Jelita memandangi ke bawah, terlihat rumput hijau memenuhi halaman belakang rumah.

“Papa membuatkannya khusus untukku.” Arjuna terus bercerita. Sementara Jelita mendengarnya dengan bahagia.

Rumah yang ia tinggali kini, dibeli ibu Arjuna untuk tempat tinggal jika mereka harus datang ke Jakarta karena pekerjaan.
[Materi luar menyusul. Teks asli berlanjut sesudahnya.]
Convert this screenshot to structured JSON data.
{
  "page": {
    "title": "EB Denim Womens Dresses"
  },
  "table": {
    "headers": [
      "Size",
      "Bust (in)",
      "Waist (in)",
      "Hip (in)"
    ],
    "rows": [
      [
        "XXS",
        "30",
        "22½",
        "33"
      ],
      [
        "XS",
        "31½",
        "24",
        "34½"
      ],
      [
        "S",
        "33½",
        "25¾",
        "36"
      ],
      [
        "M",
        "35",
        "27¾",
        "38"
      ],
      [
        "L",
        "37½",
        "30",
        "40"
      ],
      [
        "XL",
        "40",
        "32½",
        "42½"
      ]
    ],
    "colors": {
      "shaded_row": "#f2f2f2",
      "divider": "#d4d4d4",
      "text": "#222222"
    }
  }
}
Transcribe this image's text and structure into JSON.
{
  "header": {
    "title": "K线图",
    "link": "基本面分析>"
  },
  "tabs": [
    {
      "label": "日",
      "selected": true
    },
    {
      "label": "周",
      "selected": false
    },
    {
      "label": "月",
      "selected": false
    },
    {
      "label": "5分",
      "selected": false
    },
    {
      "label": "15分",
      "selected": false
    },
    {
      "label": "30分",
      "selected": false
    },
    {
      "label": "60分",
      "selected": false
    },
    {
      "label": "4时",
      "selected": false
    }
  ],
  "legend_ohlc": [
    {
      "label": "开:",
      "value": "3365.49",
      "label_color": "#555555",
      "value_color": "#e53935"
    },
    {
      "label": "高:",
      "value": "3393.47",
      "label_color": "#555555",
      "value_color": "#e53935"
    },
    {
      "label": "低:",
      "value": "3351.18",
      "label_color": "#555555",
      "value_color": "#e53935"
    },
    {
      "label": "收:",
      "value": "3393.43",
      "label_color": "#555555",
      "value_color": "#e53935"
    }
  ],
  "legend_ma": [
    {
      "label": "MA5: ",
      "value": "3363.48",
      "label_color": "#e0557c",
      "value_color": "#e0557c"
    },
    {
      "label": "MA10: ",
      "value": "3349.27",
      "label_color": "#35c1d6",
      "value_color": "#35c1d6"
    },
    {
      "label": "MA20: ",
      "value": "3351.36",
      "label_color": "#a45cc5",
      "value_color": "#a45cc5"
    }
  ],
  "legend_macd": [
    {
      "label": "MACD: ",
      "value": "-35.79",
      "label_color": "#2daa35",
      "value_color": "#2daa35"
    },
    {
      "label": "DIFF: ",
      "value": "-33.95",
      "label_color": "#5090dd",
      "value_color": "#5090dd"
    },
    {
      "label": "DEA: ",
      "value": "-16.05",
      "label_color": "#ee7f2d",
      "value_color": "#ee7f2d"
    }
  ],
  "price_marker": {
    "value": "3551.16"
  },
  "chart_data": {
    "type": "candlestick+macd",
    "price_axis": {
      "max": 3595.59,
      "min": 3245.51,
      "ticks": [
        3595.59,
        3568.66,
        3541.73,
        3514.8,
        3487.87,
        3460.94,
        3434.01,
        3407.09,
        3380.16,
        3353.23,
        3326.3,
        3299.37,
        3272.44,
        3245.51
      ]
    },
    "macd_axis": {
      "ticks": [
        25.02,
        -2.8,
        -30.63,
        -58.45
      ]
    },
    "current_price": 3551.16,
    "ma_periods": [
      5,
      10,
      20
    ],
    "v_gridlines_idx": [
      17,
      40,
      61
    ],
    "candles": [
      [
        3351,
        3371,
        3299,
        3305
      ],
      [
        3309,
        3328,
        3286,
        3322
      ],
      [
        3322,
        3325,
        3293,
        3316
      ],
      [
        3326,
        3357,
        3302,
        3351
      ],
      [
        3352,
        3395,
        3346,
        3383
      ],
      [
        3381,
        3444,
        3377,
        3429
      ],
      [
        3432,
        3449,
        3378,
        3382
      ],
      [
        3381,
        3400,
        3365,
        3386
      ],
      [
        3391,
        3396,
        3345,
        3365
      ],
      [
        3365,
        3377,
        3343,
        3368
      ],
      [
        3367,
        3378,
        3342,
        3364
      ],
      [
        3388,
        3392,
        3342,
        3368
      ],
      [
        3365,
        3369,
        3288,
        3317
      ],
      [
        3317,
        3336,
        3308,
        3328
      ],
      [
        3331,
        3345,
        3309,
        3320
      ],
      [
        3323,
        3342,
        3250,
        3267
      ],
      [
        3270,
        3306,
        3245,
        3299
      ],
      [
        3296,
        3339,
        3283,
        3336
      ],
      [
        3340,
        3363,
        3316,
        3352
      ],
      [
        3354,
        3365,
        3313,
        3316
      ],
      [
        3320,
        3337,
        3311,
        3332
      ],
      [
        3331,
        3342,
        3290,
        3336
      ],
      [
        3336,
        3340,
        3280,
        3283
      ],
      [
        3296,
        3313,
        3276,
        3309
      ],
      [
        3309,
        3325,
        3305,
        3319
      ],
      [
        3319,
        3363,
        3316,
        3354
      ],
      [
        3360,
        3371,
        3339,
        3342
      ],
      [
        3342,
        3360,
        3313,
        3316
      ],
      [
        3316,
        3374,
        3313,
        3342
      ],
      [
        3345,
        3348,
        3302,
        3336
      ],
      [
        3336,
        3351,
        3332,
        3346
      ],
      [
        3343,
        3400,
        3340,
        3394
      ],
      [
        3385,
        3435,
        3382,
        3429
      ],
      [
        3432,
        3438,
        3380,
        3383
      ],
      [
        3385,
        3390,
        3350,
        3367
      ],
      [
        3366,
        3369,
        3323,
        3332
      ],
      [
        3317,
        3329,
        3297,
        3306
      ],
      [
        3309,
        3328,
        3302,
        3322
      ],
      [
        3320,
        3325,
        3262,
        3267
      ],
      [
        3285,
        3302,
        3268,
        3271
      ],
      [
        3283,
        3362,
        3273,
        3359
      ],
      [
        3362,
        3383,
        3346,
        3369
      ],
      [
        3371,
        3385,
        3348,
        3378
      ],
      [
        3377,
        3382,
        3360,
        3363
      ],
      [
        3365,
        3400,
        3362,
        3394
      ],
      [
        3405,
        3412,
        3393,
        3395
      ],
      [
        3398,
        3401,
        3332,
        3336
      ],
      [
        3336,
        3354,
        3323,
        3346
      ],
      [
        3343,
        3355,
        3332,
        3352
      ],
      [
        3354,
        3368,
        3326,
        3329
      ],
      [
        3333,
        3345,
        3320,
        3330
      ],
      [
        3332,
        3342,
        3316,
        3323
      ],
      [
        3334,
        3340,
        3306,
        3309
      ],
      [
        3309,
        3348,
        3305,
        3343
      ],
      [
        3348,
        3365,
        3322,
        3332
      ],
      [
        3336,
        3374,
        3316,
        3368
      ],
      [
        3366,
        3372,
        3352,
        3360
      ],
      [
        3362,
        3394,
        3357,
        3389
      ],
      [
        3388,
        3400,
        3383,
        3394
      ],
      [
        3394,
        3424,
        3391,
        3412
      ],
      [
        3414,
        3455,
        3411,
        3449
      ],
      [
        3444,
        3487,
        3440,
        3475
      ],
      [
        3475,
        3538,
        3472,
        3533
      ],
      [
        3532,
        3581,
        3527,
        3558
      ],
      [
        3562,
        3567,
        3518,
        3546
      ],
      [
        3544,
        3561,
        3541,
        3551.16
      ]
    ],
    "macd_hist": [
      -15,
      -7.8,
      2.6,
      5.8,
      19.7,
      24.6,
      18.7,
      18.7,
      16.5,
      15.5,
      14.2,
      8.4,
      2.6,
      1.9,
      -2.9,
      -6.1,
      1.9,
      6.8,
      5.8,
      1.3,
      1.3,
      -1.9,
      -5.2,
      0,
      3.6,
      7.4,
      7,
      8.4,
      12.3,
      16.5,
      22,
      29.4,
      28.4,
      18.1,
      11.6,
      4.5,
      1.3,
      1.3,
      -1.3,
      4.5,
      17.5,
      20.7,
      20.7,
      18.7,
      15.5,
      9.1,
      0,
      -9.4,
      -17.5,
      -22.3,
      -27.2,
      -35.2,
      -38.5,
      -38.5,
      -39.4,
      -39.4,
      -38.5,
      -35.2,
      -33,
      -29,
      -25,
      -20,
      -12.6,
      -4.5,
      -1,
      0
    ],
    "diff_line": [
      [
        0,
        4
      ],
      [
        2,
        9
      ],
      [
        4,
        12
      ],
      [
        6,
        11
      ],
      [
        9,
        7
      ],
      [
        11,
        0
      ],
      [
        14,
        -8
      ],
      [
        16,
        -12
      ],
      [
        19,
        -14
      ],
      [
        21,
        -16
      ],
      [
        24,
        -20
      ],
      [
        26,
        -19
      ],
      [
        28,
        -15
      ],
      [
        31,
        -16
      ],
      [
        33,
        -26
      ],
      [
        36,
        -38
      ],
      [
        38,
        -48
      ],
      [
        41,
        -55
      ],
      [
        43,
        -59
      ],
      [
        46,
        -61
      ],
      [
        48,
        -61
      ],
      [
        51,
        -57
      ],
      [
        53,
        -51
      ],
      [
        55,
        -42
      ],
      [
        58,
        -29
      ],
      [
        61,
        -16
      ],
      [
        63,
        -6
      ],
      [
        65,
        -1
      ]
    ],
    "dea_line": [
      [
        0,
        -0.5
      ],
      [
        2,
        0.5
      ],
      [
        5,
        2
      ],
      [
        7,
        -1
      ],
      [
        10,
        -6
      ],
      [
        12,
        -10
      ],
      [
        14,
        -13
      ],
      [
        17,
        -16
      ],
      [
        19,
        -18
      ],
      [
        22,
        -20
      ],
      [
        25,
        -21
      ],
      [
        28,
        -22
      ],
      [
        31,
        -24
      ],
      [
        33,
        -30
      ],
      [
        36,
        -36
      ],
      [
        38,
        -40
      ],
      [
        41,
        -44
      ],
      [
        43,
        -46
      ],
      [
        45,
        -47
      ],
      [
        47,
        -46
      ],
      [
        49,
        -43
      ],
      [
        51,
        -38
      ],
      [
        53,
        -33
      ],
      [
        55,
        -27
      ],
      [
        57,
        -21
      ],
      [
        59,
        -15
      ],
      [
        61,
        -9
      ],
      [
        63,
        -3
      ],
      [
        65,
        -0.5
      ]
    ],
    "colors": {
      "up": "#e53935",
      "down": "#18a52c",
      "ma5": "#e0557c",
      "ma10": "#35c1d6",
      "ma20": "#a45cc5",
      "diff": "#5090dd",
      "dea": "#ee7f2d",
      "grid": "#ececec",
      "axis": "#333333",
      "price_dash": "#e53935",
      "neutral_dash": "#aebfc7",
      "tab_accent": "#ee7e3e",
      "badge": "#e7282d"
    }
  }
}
Melisa, selain cantik, ia juga lahir dari keluarga yang kaya. Ada hal yang bisa ia dapatkan dengan mudah, ada juga yang tak bisa ia genggam meskipun ia berusaha. Cinta sang suami. Melisa tak mendapatkan itu dalam hidupnya. Makin Arjuna tumbuh, cinta dari ayahnya untuk Melisa semakin berkurang, hingga yang tersisa hanya surat cerai sebagai bukti sudah tak ada yang tertinggal di hati itu.

Jelita kembali terlempar pada cerita-cerita Arjuna. Wajah itu terlihat sangat bahagia ketika ia berbagi pengalamannya. Bahkan ketika Arjuna mengatakan bahwa ayahnya adalah ayah terbaik di dunia. Namun, saat usia Arjuna memasuki SMP, lelaki itu malu pada kalimatnya. Malu pada Jelita karena pernah mengatakan itu padanya. Karena nyatanya, ayahnya hanyalah lelaki terburuk yang pernah ia temui.

Membayangkan itu, ada setitik rasa iba pada lelaki yang kini berstatus sebagai suaminya. 

Jelita memandangi seluruh bangunan kecil yang kini ia duduki. Gadis itu ingat, Arjuna menyuruh ayahnya untuk membuat rumah seperti dalam serial kartun yang sering ia tonton. Serial kartun binatang loreng yang membangun rumah di atas pohon, agar tak diganggu binatang lain. Mereka tinggal bersama anaknya. Seperti Arjuna, ayah, dan ibunya. Namun, mimpi Arjuna dicundangi takdir. Kadang Jelita ingin bertanya, bagaimana kondisi hati lelaki itu, tapi kebenciannya lebih mendominasi, hingga tak tersisa ruang untuk kembali pada keadaan yang sama seperti dulu.

“Kayak gini loh.” Arjuna menunjukkan sebuah foto. Gambar dirinya yang dipeluk erat oleh orang tua saat berada di atas rumah pohon. Terlihat senyum manis dari ketiganya. Senyum indah layaknya keluarga bahagia.

Jelita bangun, ingin turun ke bawah. Namun, gerakannya terhenti saat ia melihat dua nama yang terpahat di permukaan pohon yang menaungi tempat unik itu.

Arjuna dan Jelita.

Terpahat dengan tulisan sedikit dalam, seperti tulisan tangan Arjuna.